なので、実務者としては、競合会社に牽制としてお手紙を出して交渉を仕掛けるくらいのところまではやっても、それ以上の泥仕合には持ち込まない、というのが賢い選択だし、実際、この業界自体も、そうやってこれまでやってきたのではないか、と思っていたのだけど・・・。

今回、任天堂が「提訴」にまで至った背景に何があるのか、会社の見解が何ら示されていない今の時点で推し量るのは難しい。

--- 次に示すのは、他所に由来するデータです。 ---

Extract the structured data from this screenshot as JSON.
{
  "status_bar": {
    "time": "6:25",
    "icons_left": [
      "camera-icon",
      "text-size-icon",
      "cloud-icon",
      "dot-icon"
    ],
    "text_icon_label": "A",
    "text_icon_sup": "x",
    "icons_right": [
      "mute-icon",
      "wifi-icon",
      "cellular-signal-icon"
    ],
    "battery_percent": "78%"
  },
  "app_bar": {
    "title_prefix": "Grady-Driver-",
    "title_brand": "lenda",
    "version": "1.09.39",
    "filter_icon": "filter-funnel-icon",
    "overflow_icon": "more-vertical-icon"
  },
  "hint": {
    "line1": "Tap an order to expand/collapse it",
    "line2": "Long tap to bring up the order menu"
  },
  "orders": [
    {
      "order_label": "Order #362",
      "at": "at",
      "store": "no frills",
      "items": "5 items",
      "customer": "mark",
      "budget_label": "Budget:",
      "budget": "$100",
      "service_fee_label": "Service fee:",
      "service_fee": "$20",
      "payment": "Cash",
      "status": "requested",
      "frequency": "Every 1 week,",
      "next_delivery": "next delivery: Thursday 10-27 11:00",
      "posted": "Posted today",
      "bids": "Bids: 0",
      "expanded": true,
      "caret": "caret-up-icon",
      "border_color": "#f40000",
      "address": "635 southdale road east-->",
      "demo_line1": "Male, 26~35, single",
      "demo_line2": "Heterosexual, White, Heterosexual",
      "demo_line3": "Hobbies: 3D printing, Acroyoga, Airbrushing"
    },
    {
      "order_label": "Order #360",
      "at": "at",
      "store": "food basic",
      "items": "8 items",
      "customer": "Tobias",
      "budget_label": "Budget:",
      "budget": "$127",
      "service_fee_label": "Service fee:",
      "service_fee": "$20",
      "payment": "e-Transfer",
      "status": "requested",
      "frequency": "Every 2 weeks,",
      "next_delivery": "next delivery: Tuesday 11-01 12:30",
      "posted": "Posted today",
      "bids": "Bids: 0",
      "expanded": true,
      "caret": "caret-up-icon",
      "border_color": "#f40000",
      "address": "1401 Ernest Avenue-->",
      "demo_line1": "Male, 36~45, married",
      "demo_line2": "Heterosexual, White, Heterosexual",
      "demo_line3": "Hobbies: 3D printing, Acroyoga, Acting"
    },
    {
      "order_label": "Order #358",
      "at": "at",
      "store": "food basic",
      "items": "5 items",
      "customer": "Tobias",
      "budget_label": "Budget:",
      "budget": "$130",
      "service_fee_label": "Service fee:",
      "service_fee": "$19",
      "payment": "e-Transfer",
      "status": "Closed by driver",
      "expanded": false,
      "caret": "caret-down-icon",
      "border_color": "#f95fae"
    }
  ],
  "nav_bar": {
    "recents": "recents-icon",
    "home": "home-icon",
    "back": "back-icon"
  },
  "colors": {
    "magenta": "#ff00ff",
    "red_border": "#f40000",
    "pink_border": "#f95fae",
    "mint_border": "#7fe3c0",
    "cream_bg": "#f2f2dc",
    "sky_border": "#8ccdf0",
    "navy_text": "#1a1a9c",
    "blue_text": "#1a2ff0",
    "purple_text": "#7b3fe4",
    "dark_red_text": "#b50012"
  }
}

昨年末、大阪地裁で出されたカプコンコーエーテクモに対する特許権侵害訴訟の判決*8で、わずかな額(約9億8000万円の請求のうち517万円を認容)ながら、間接侵害による損害賠償請求が認められたことに影響されたのか*9、それとも、昨今の与党筋からの「特許でもっと喧嘩しようよ!」的な煽りに行動で応えたのか*10、あるいは全く違う次元の話なのか・・・。

ただ、いつの時代も、洋の東西を問わず、「特許訴訟が乱れ飛ぶようになったら、その業界&会社は終わり」というジンクス*11もあるので、できることなら、さっさと良い落としどころを見つけて、和解でカタを付けてほしいものだ、と思うところである。

*1:おそらく、この盛り上がりは10年一昔前の「釣りゲーム」著作権侵害事件以来じゃないか、という気がする。そして、その後、ガラケーのブラウザからスマホアプリにゲーム界の主役が移る中で、ガンホーと並んで一世を風靡したコロプラが訴訟に巻き込まれてしまった、というところに、いろいろと思うところはある。

*2:http://v4.eir-parts.net/v4Contents/View.aspx?cat=tdnet&sid=1543523

*3:後述するように、この請求額が満額認容される可能性は限りなく低いのだけれど・・・。

*4:2010年前後くらいから、知財担当者が大手メーカーからゲーム業界に転職するパターン、というのをやたらよく見かけるようになった。

*5:ざっとIP Forceの情報で確認する限り、現在でも年100〜200件程度の出願・登録はなされているようである。

*6:コナミが「大熱狂!!プロ野球カード」を配信する株式会社gloopsを特許権侵害で訴えたケースでも、構成要件非充足として請求が棄却されている(東京地判平成26年6月6日)。

*7:印紙代だけでも取り戻せればまだ良いほうで、弁護士費用まで含めれば到底元を取ることはできないだろう。もちろん、差止請求、ないし訴訟を起こすことそれ自体によって相手の勢いを止められればそれでよい、という場合もあるとは思うのだけれど。

*8:大阪地判平成29年12月14日(H26(ワ)第6163号)

*9:もっとも、カプコンの事件においても、請求原因とした2つの特許のうち1つは無効理由ありとされ、もう一つの特許についても、「実施料率0.5%」で受けるべき金銭の額が計算されてしまっている、という状況だけに、あえて訴訟を提起して判決までもらうメリットがあったかどうかは、かなり疑問のあるところなのだが・・・。

*10:本ブログでも過去に何度か取り上げているが、これこそまさに「亡国の理論」で、政治家でも有識者でも、こういうことしか言えない人間はさっさと一線を退くべきだと自分は思っている。

*11:単なる「偶然のめぐりあわせ」なのかもしれないが、個人的には、「知財」を振りかざす会社が出てくる、ということは、既にその市場において前向きな開発や営業に向けるだけのエネルギーが失われている、ということの証左なのではないかな、と思っていて、そういうニュースがチラホラ出てきたら「売りサイン」とみている。